Being a fundamental trader one focuses on the instruments economic outlook; its performance over the last quarter, seasonal tendencies, and the sentiment, what other people feel about it, are they buying it or are they selling.

Being a fundamental trader means that you will have to read through the information to know what will be the most profitable action to take.

One of the most widely used techniques is technical analysis; this involves studying the price charts of the CFD instrument and from it using its past price behavior to decide whether it will offer good buying opportunities or good selling opportunities.

All the above analysis types have different strategies that be utilized with them to trade successfully with.

 

CFD Trading Strategies

 

The following are some of the CFD trading strategies that beginners may find useful as they start out into the world of trading.

They are: breakout strategies, trend following strategies, news trading, scalping, swing trading, and lastly contrarian trading.

 

Trend Following Strategy

 

Trend following strategy involves trading in the major direction of that particular CFD instrument.

This I could say it is the easiest strategy to follow, if a particular instrument let’s say a CFD stock has strong numbers good quarterly earnings and has declared a new product to be unveiled or a partnership to boost performance, this will obviously propel the stock price higher for a long while.

Using this kind of fundamental analysis to determine the start of a trend is very profitable. This type of trading is more lucrative to long term traders, those who can buy and hold on to their positions for a few months, until the end of the next quarter or until the fundamentals underlying the decision change.

 

Breakout Strategy

 

CFD beginner traders who would want to utilize this strategy the trader should have an understanding of the trend following strategy first.

This is because the breakout strategy is dependent on the continuation of the current trend. This strategy can be well utilized by traders who would use technical analysis to get to their trading decisions.

The CFD instrument may have been on the rise for a while and it paused from the movement up and starts to consolidate, using technical analysis the trader can look for clues in price behavior that will guide them to buying the CFD instrument before it breaks out and surges higher.

 

Scalping Strategy

 

This strategy involves trading the very short term moves in the price of a given CFD instrument. Capitalizing on short term changes in price can be very profitable. This strategy will have to be conducted by a beginner who is nimble and can decipher what price is doing at that particular moment.

The trader should not focus on the wins but rather the number of trades taken; this is because the more trades taken will increase the chances of profitability.

 

Swing Trading Strategy

 

This strategy is for traders who can hold on to trades long term, the strategy utilizes wave theory.
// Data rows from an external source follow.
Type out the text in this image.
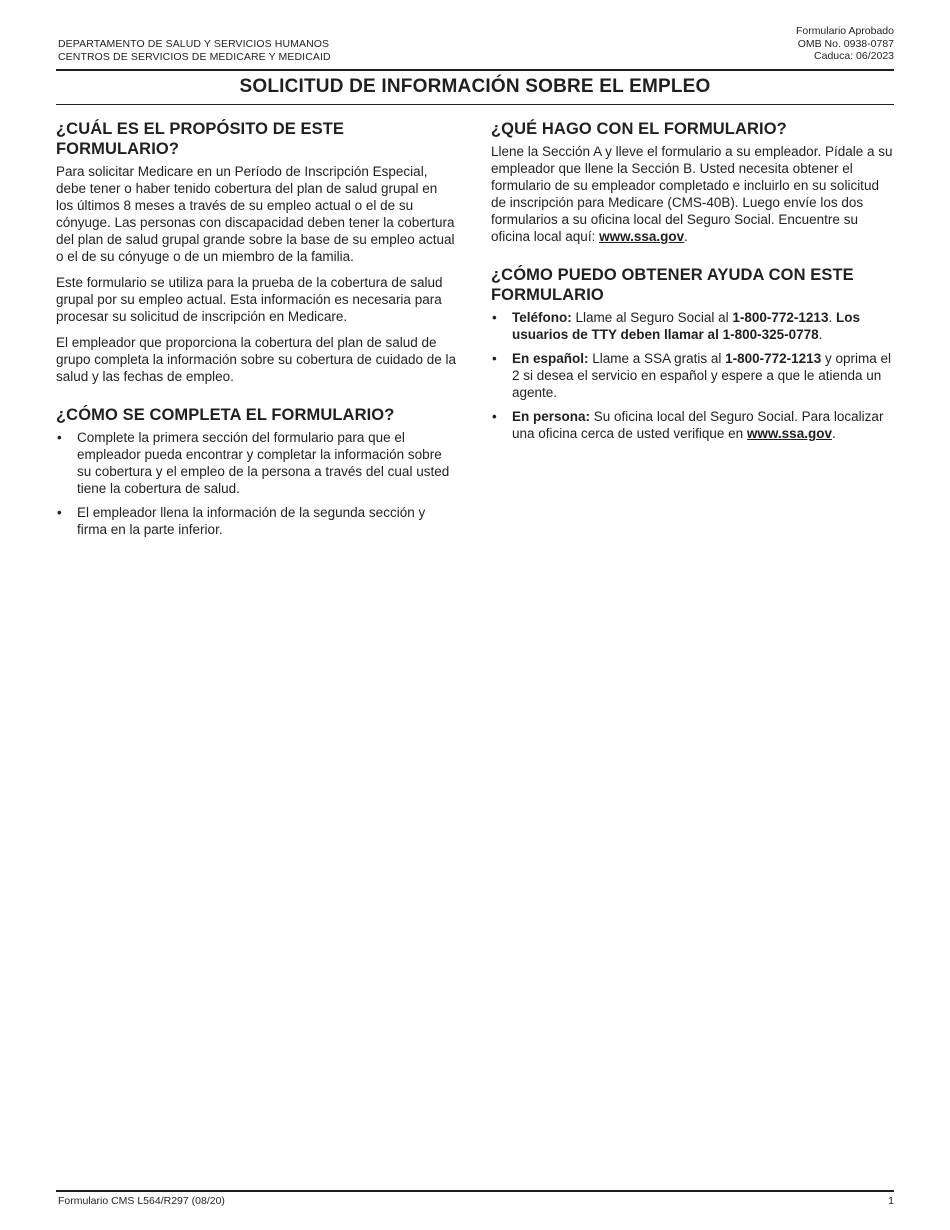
DEPARTAMENTO DE SALUD Y SERVICIOS HUMANOS
CENTROS DE SERVICIOS DE MEDICARE Y MEDICAID
Formulario Aprobado
OMB No. 0938-0787
Caduca: 06/2023
SOLICITUD DE INFORMACIÓN SOBRE EL EMPLEO
¿CUÁL ES EL PROPÓSITO DE ESTE FORMULARIO?

Para solicitar Medicare en un Período de Inscripción Especial, debe tener o haber tenido cobertura del plan de salud grupal en los últimos 8 meses a través de su empleo actual o el de su cónyuge. Las personas con discapacidad deben tener la cobertura del plan de salud grupal grande sobre la base de su empleo actual o el de su cónyuge o de un miembro de la familia.

Este formulario se utiliza para la prueba de la cobertura de salud grupal por su empleo actual. Esta información es necesaria para procesar su solicitud de inscripción en Medicare.

El empleador que proporciona la cobertura del plan de salud de grupo completa la información sobre su cobertura de cuidado de la salud y las fechas de empleo.

¿CÓMO SE COMPLETA EL FORMULARIO?
• Complete la primera sección del formulario para que el empleador pueda encontrar y completar la información sobre su cobertura y el empleo de la persona a través del cual usted tiene la cobertura de salud.
• El empleador llena la información de la segunda sección y firma en la parte inferior.
¿QUÉ HAGO CON EL FORMULARIO?

Llene la Sección A y lleve el formulario a su empleador. Pídale a su empleador que llene la Sección B. Usted necesita obtener el formulario de su empleador completado e incluirlo en su solicitud de inscripción para Medicare (CMS-40B). Luego envíe los dos formularios a su oficina local del Seguro Social. Encuentre su oficina local aquí: www.ssa.gov.

¿CÓMO PUEDO OBTENER AYUDA CON ESTE FORMULARIO
• Teléfono: Llame al Seguro Social al 1-800-772-1213. Los usuarios de TTY deben llamar al 1-800-325-0778.
• En español: Llame a SSA gratis al 1-800-772-1213 y oprima el 2 si desea el servicio en español y espere a que le atienda un agente.
• En persona: Su oficina local del Seguro Social. Para localizar una oficina cerca de usted verifique en www.ssa.gov.
Formulario CMS L564/R297 (08/20)	1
Price moves in a particular manner in a wave like formation. There are a number of waves that signify that price has reached its peak and a turn can be expected.
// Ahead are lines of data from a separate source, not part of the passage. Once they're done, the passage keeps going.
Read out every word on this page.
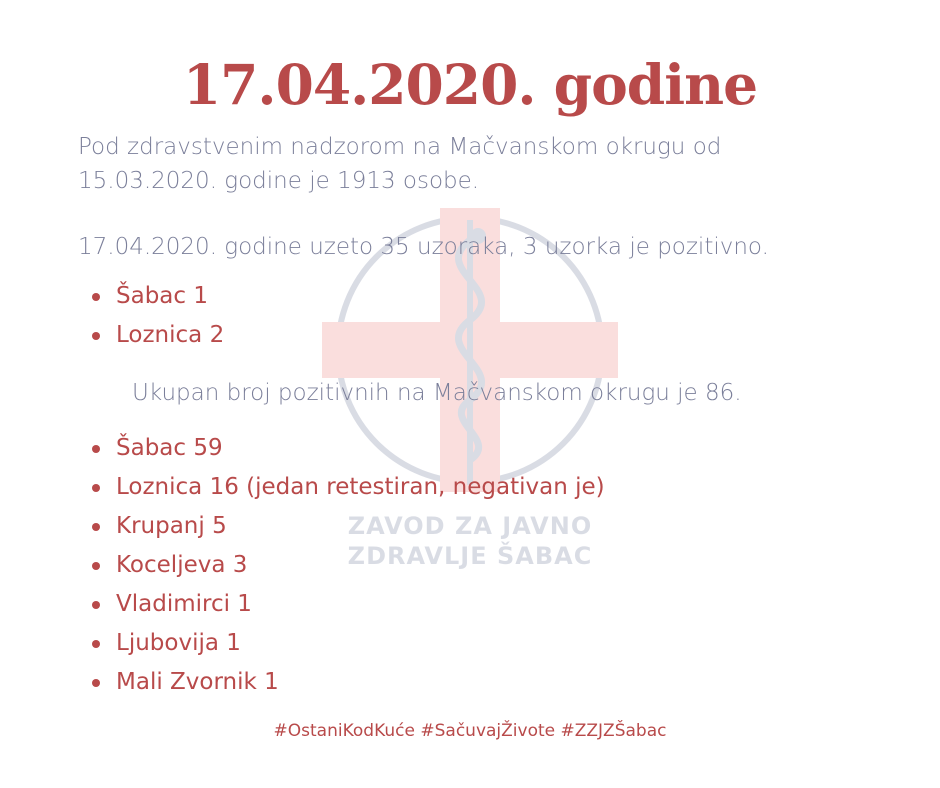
ZAVOD ZA JAVNO
ZDRAVLJE ŠABAC
17.04.2020. godine

Pod zdravstvenim nadzorom na Mačvanskom okrugu od 15.03.2020. godine je 1913 osobe.

17.04.2020. godine uzeto 35 uzoraka, 3 uzorka je pozitivno.

Šabac 1
Loznica 2

Ukupan broj pozitivnih na Mačvanskom okrugu je 86.

Šabac 59
Loznica 16 (jedan retestiran, negativan je)
Krupanj 5
Koceljeva 3
Vladimirci 1
Ljubovija 1
Mali Zvornik 1
#OstaniKodKuće #SačuvajŽivote #ZZJZŠabac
This strategy is mostly technical and a lot of learning has to be done on wave theory before trying the swing trading strategy. This will work well with CFD instrument traders who have a day job or other responsibilities that may hinder them from trading during the day.

 

News Trading

 

This strategy as suggested by its name involves trading news events. This news events should impact a given CFD instrument positively or negatively to get a good reaction in price movement from it. This type of CFD trading strategy requires the trader to be constantly listening and watching out for news that may cause a price reaction.

This strategy requires a person who is keen and can process the information fast and in a correct manner. Since there are not that many impactful news events, the trader can always be improving on other strategies.

 

Contrarian Strategy

 

This strategy is centered on the fact everything that moves in either direction will come to a halt and turn to the other direction. CFD instruments are not different, an instrument might have had a poor performance for a few quarters but at some point in time it will turn.

The trader who utilizes this strategy should be able to spot points of exhaustion of instruments that have moved steadily upwards and strength in instruments that have moved lower over time. This strategy can be used alongside the breakout and trend following strategies.